The researchers utilised Office for National Statistics on all deaths between the ages of zero and 74 in England between 2003 and 2018. Mortality rates were calculated for 33,000 neighbourhoods, graded in terms of levels of deprivation.

As a result of de-industrialisation, most of the urban areas of Britain—with many in the north of England, Scotland and Wales—are now wastelands. The report notes, “Northern towns and cities had the highest number of premature deaths associated with social inequality. In Manchester, Blackpool and Liverpool, there was more than double the number of premature deaths than in the best-off parts of the country. Cambridgeshire, Dorset and Hampshire had the lowest number of premature deaths.”

Lead author, Research Fellow Dan Lewer (UCL Epidemiology & Health Care), commented, “We have known for a long time that poverty and inequality have a major effect on people’s health and life expectancy. Our study shows how this translates into actual numbers of deaths. If everyone in England had the same mortality rate as people living in the best-off areas, there would have been 877,000 fewer premature deaths between 2003 and 2018. That’s one death every 10 minutes.”

Tens of thousands of young children were killed as a result. Lewer said, “When we look at the figures across the life-course, we show that there could have been 22,000 fewer deaths in children aged under 10 if everyone had the same life chances as the best-off.”

An important aspect of the UCL report is that seven of the years it covers were during the 1997-2010 Tony Blair/Brown Labour governments.
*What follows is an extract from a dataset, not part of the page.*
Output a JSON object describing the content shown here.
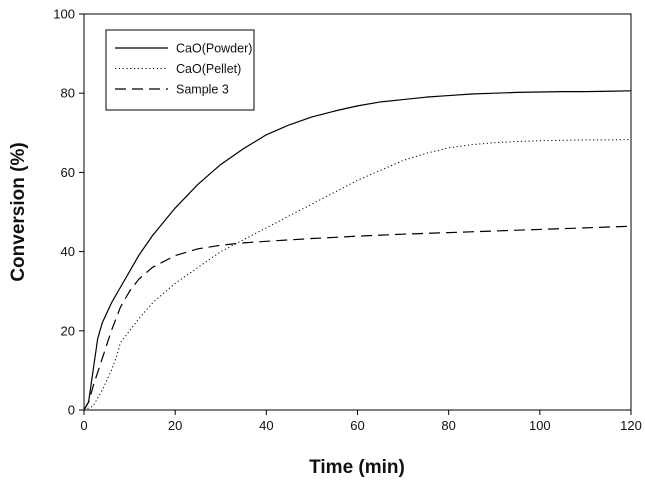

Today, both main parties of the ruling elite are united in their determination to shift the entire burden of the economic crisis onto the working class, which can only result in an intensification of social inequality and its attendant deadly impact.

Labour leader Sir Keir Starmer has committed the party to taking office in the “national interest”, “determined to reduce debt as a share of our economy. Every policy we announce will be fully costed… That’s what responsible government looks like.”